Excellent question. Do not feel like an idiot for asking this. I remember my first EMT course. The instructor kept stressing the importance of maintaining and airway but it never seemed like he talked a lot about how to do it.
This might be as simple as positioning the patient in the optimal position to promote air exchange. If the patient is conscious, unless you need to insert an assistive device or assist ventilations, allow them to assume a position that will maximize their ventilatory effort. This will typically be sitting upright and probably leaning forward in what is referred to as the tripod position (they will lean forward and support themselves with an outstretched arm).
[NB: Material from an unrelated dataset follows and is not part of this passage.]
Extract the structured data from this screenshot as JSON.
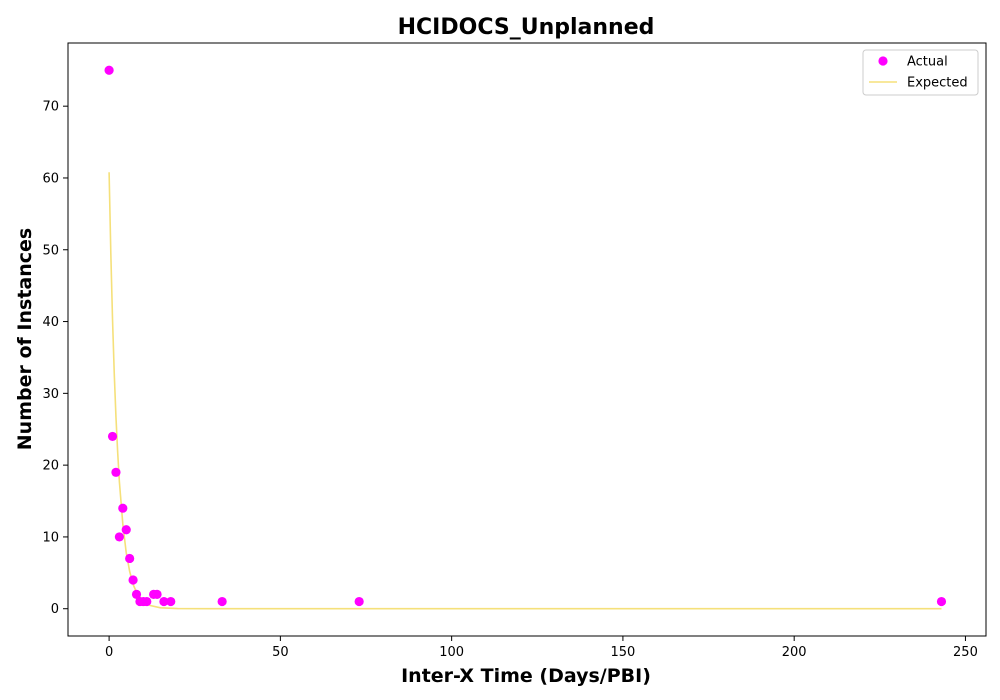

If they are unresponsive or unable to support themselves in a sitting position you will more than likely need to lay them supine to manage their airway.
If you need to support their airway, your first intervention should be a manual airway maneuver, of which there are 2 that I usually use: the head tilt - chin lift or the modified jaw thrust. Although most references recommend using the head tilt - chin lift in the absence of known/suspected trauma, I prefer to use the modified jaw thrust on all unresponsive patients.
Regardless of which maneuver you use, after you open the patient's mouth, look inside for and clear any foreign object that you find. The patient might require suction, manual removal of a foreign body, or even the application of sub-diaphragmatic abdominal thrusts to clear a foreign body obstruction.
At this time, if the patient is still unresponsive I will usually insert an airway adjunct - either an oropharyngeal airway if there is no gag reflex or a nasopharyngeal airway in the presence of an intact gag reflex. If I place a nasopharyngeal airway I usually place one in both nares as well.
I know that breathing comes after the airway, but while all you are taking care of the airway try and provide supplemental oxygen by blow by to support any spontaneous respiratory effort that the patient might have and be prepared to assist ventilations with a resuscitation bag after you have established an airway.
I have included a link to the 2002 Airway Supplement to the 1994 USDOT EMT-Basic Curriculum Module 2/Lesson 2-1-2:Airway
. While this module was developed for EMT Basic instruction, it is important to remember that basic airway maneuvers are the same regardless of level of training/education or certification.
Good luck in your future career, and don't ever become afraid of asking questions.